Maple Leafs focus on points, not punishment, when they take on the Bruins
|Toronto Star 11 Jan 2019 at 17:55|
The way things ended the last time the Maple Leafs played the Boston Bruins, and given that home-ice advantage in the playoffs might mean something, suggests there might be more than just a little edge to Saturday’s meeting.
“We’re obviously competing in the standings,” said Leafs forward Zach Hyman. “Last year we played in the playoffs … we have a history.”
The Leafs’ Nazem Kadri tussles with Boston’s Brandon Carlo during the Bruins’ 6-3 win on Dec. 8 at TD Garden. The Leafs close out their season series vs. Boston on Saturday at Scotiabank Arena. (Maddie Meyer / GETTY IMAGES)
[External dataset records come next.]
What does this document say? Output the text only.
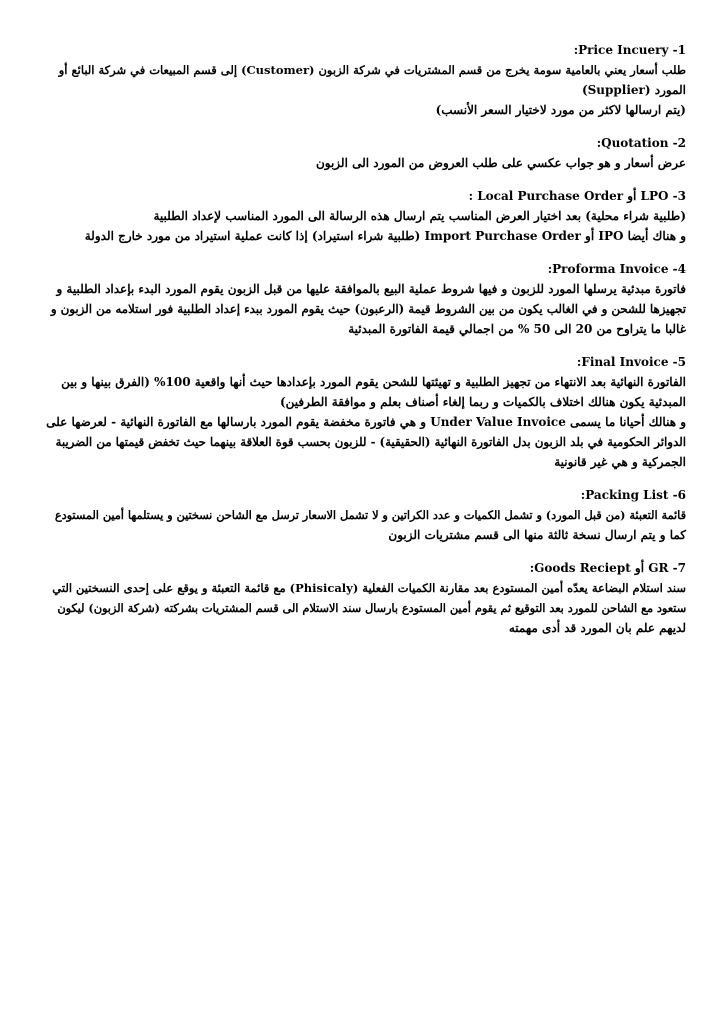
1- Price Incuery:

طلب أسعار يعني بالعامية سومة يخرج من قسم المشتريات في شركة الزبون (Customer) إلى قسم المبيعات في شركة البائع أو

المورد (Supplier)

(يتم ارسالها لاكثر من مورد لاختيار السعر الأنسب)

2- Quotation:

عرض أسعار و هو جواب عكسي على طلب العروض من المورد الى الزبون

3- LPO أو Local Purchase Order :

(طلبية شراء محلية) بعد اختيار العرض المناسب يتم ارسال هذه الرسالة الى المورد المناسب لإعداد الطلبية

و هناك أيضا IPO أو Import Purchase Order (طلبية شراء استيراد) إذا كانت عملية استيراد من مورد خارج الدولة

4- Proforma Invoice:

فاتورة مبدئية يرسلها المورد للزبون و فيها شروط عملية البيع بالموافقة عليها من قبل الزبون يقوم المورد البدء بإعداد الطلبية و

تجهيزها للشحن و في الغالب يكون من بين الشروط قيمة (الرعبون) حيث يقوم المورد ببدء إعداد الطلبية فور استلامه من الزبون و

غالبا ما يتراوح من 20 الى 50 % من اجمالي قيمة الفاتورة المبدئية

5- Final Invoice:

الفاتورة النهائية بعد الانتهاء من تجهيز الطلبية و تهيئتها للشحن يقوم المورد بإعدادها حيث أنها واقعية 100% (الفرق بينها و بين

المبدئية يكون هنالك اختلاف بالكميات و ربما إلغاء أصناف بعلم و موافقة الطرفين)

و هنالك أحيانا ما يسمى Under Value Invoice و هي فاتورة مخفضة يقوم المورد بارسالها مع الفاتورة النهائية - لعرضها على

الدوائر الحكومية في بلد الزبون بدل الفاتورة النهائية (الحقيقية) - للزبون بحسب قوة العلاقة بينهما حيث تخفض قيمتها من الضريبة

الجمركية و هي غير قانونية

6- Packing List:

قائمة التعبئة (من قبل المورد) و تشمل الكميات و عدد الكراتين و لا تشمل الاسعار ترسل مع الشاحن نسختين و يستلمها أمين المستودع

كما و يتم ارسال نسخة ثالثة منها الى قسم مشتريات الزبون

7- GR أو Goods Reciept:

سند استلام البضاعة يعدّه أمين المستودع بعد مقارنة الكميات الفعلية (Phisicaly) مع قائمة التعبئة و يوقع على إحدى النسختين التي

ستعود مع الشاحن للمورد بعد التوقيع ثم يقوم أمين المستودع بارسال سند الاستلام الى قسم المشتريات بشركته (شركة الزبون) ليكون

لديهم علم بان المورد قد أدى مهمته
For those who have forgotten, Hyman was suspended two games for a late hit on Charlie McAvoy in the Bruins’ 6-3 victory on Dec. 8. Hyman’s hit prompted Boston’s Chris Wagner to hunt down Leafs defenceman Morgan Rielly, which prompted Ron Hainsey to drop the gloves. That game sparked debate about whether the Leafs were a physical enough team.
Boston’s win was its second in three meetings this season against a team they own in the playoffs. The two clubs appear destined the meet again in the first round.
“These are points we want to get here,” said Rielly, keeping a business-like approach to his answers about the Bruins because he does not expect an emotional spillover. “That was a long time ago, we’ve both moved on. This is an important game in the standings. That’s our focus.”
Since that December game, the Bruins are 10-5-0; the Leafs are 8-5-1.
Leafs coach Mike Babcock sang the Bruins’ praises and doesn’t mind if the game has an edge to it, because it all amounts to a learning experience for his players.
“They’re a team that’s played us real well, we think we can play them better. The standings, they’re right there with us,” said Babcock. “What I really like about them is not only are they skilled, they put their work ethic in front of their skill. They play right, they come at you with grit, speed, skill and determination. They’re a great example for our guys.
“The bottom line is you have to go out there and play. That’s the most important thing — how hard you compete on the puck. The rest usually looks after itself.”
As a rival, the Bruins don’t quite have the historic panache of the Montreal Canadiens, or even the Detroit Red Wings. And Boston doesn’t have the geographic proximity of the Buffalo Sabres or Ottawa Senators.
In the here and now, however, the Bruins are the Leafs’ biggest rival from a fan perspective, even if the players might not see it that way.
“There’s been a time we didn’t have much luck in Buffalo or Montreal,” said Rielly. “It’s a good league, a good division. Our record against Tampa could use some work.
“But I don’t think we think about past. They’re playing really well right now. They’re a good team. And we’ll have our hands full. But this team has confidence playing any team in the league.”
The Leafs may get No. 1 goaltender Frederik Andersen back for the game. Earlier in the week, Andersen had targeted a Saturday return from his groin injury. Babcock tempered those hopes, suggesting Monday against Colorado was more likely.
But Babcock relented Friday after practice, saying he expected a decision from the team’s medical staff by 11 a.m. Saturday.
“We’ll figure it out and go from there,” said Babcock. “It will be based on what information I get. If I go to a player everyday and ask him how he’s doing, I’m just putting the heat on him. I’m not doing that. When they’re ready, they usually come and tell you. When someone tells you, they get a get-out-of-jail-free card and get going.”
Andersen said he was progressing well.
“I’m trying to be positive about it,” said Andersen. “We’ll see. We have to get back to a point where it (the groin) is comfortable and we’re not making it worse.”
McAvoy was playing his first game back in that December meeting with Toronto in Boston, recovering from a concussion. He’s been out again since Dec. 23, suffering a foot infection, but is expected back Saturday.